By that point, memory is pretty much full. Output is written to lang1-*lang2-raw.txt*. We pass through the denotations table. Each denotation entry contains an expression ID, we use it to fetch the expression entry. The expression entry contains a variety ID; we use it to look up the language. Each denotation generates one line of output, of form: <blockquote> m lang v expr degraded pos d e </blockquote>
The single letters represent integer IDs: meaning (m), variety (v), denotation (d), expression (e). The denotation and expression IDs are included only for debugging purposes.
Sort raw. The method sort_raw() calls Unix sort to sort the raw file by meaning, language, variety, and label.
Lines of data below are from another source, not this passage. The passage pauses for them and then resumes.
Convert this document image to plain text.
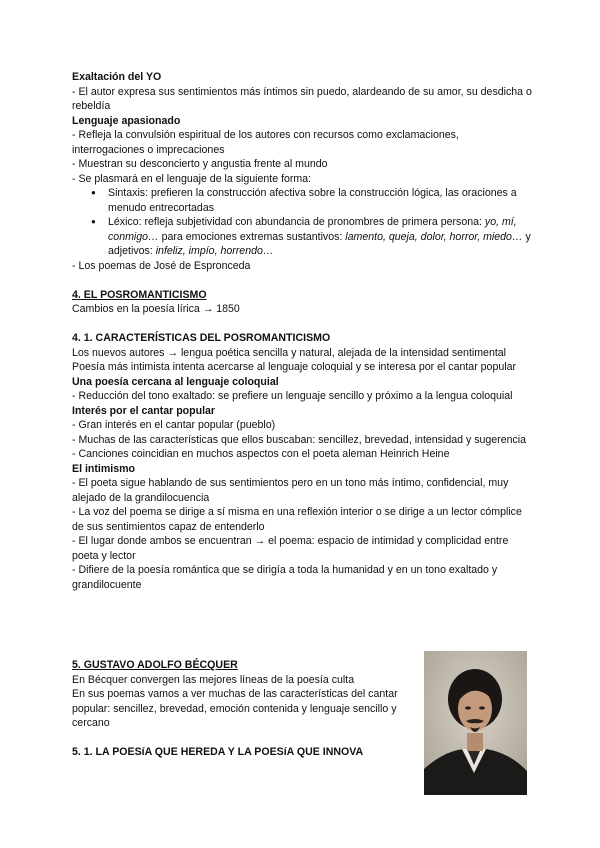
Exaltación del YO
- El autor expresa sus sentimientos más íntimos sin puedo, alardeando de su amor, su desdicha o rebeldía
Lenguaje apasionado
- Refleja la convulsión espiritual de los autores con recursos como exclamaciones, interrogaciones o imprecaciones
- Muestran su desconcierto y angustia frente al mundo
- Se plasmará en el lenguaje de la siguiente forma:
● Sintaxis: prefieren la construcción afectiva sobre la construcción lógica, las oraciones a menudo entrecortadas
● Léxico: refleja subjetividad con abundancia de pronombres de primera persona: yo, mí, conmigo… para emociones extremas sustantivos: lamento, queja, dolor, horror, miedo… y adjetivos: infeliz, impío, horrendo…
- Los poemas de José de Espronceda
4. EL POSROMANTICISMO
Cambios en la poesía lírica → 1850
4. 1. CARACTERÍSTICAS DEL POSROMANTICISMO
Los nuevos autores → lengua poética sencilla y natural, alejada de la intensidad sentimental
Poesía más intimista intenta acercarse al lenguaje coloquial y se interesa por el cantar popular
Una poesía cercana al lenguaje coloquial
- Reducción del tono exaltado: se prefiere un lenguaje sencillo y próximo a la lengua coloquial
Interés por el cantar popular
- Gran interés en el cantar popular (pueblo)
- Muchas de las características que ellos buscaban: sencillez, brevedad, intensidad y sugerencia
- Canciones coincidian en muchos aspectos con el poeta aleman Heinrich Heine
El intimismo
- El poeta sigue hablando de sus sentimientos pero en un tono más íntimo, confidencial, muy alejado de la grandilocuencia
- La voz del poema se dirige a sí misma en una reflexión interior o se dirige a un lector cómplice de sus sentimientos capaz de entenderlo
- El lugar donde ambos se encuentran → el poema: espacio de intimidad y complicidad entre poeta y lector
- Difiere de la poesía romántica que se dirigía a toda la humanidad y en un tono exaltado y grandilocuente
5. GUSTAVO ADOLFO BÉCQUER
En Bécquer convergen las mejores líneas de la poesía culta
En sus poemas vamos a ver muchas de las características del cantar popular: sencillez, brevedad, emoción contenida y lenguaje sencillo y cercano
5. 1. LA POESíA QUE HEREDA Y LA POESíA QUE INNOVA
The output is written to lang1-*lang2-m1.txt*. It takes a couple minutes to run.
Create m2. The method create_m2() adds approvers, and also filters out monolingual meanings. (I tried adding approvers when creating the raw file, but Python runs out of memory):
>>> b.create_m2()
The method scans through the m1.txt file, collecting a table of meanings. For each block of meanings, note is kept of whether both languages are seen. If so, an entry is created in the meanings table, and otherwise no entry is created. The meanings table is indexed by meaning ID, and the value is the approver ID (initialized to 0).
After creating the meanings table, the method passes through the meaning-approver records and sets the values (approvers) for the meanings.
Next it calls collect_approvers() to get the quality information for each approver.
Finally, it passes a second time through the m1.txt file. Each time it encounters a new meaning, it looks in the meanings table to see whether it should be kept or not. If the meaning is a keeper, the quality of the approver is looked up in the approvers table. Each line from m1.txt that is to be kept is copied to m2.txt, and two new fields are added at the end: approver ID and quality. Hence the lines in m2.txt are of form:
m lang v expr degraded pos d e a q
where “a” is approver and “q” is quality (both are ints).
Create sources. The method create_sources() extracts detailed information about each of the approvers. It writes the file lang1-lang2-sources.txt. The line format is:
a rel value
where “a” is the approver ID. The relations (attributes) are: lang, variety, regdate, label, creator, isbn, lic_id, license, year, publ, title, and url. An empty line is inserted before each block of records sharing a common value for “a.”
By word. The method by_word() creates a file containing lines of form:
word-lang1 quality word-lang2
The method sort_by_word() then sorts that file.
It turns out that the quality scores for the approvers are not very informative about whether the entries are actually good. For example, the top quality source (quality 7) for the Spanish word “a” includes meanings “crazy,” “missionary,” and “physical” - completely bogus. A much better gauge appears to be the number of sources in which the translation occurs.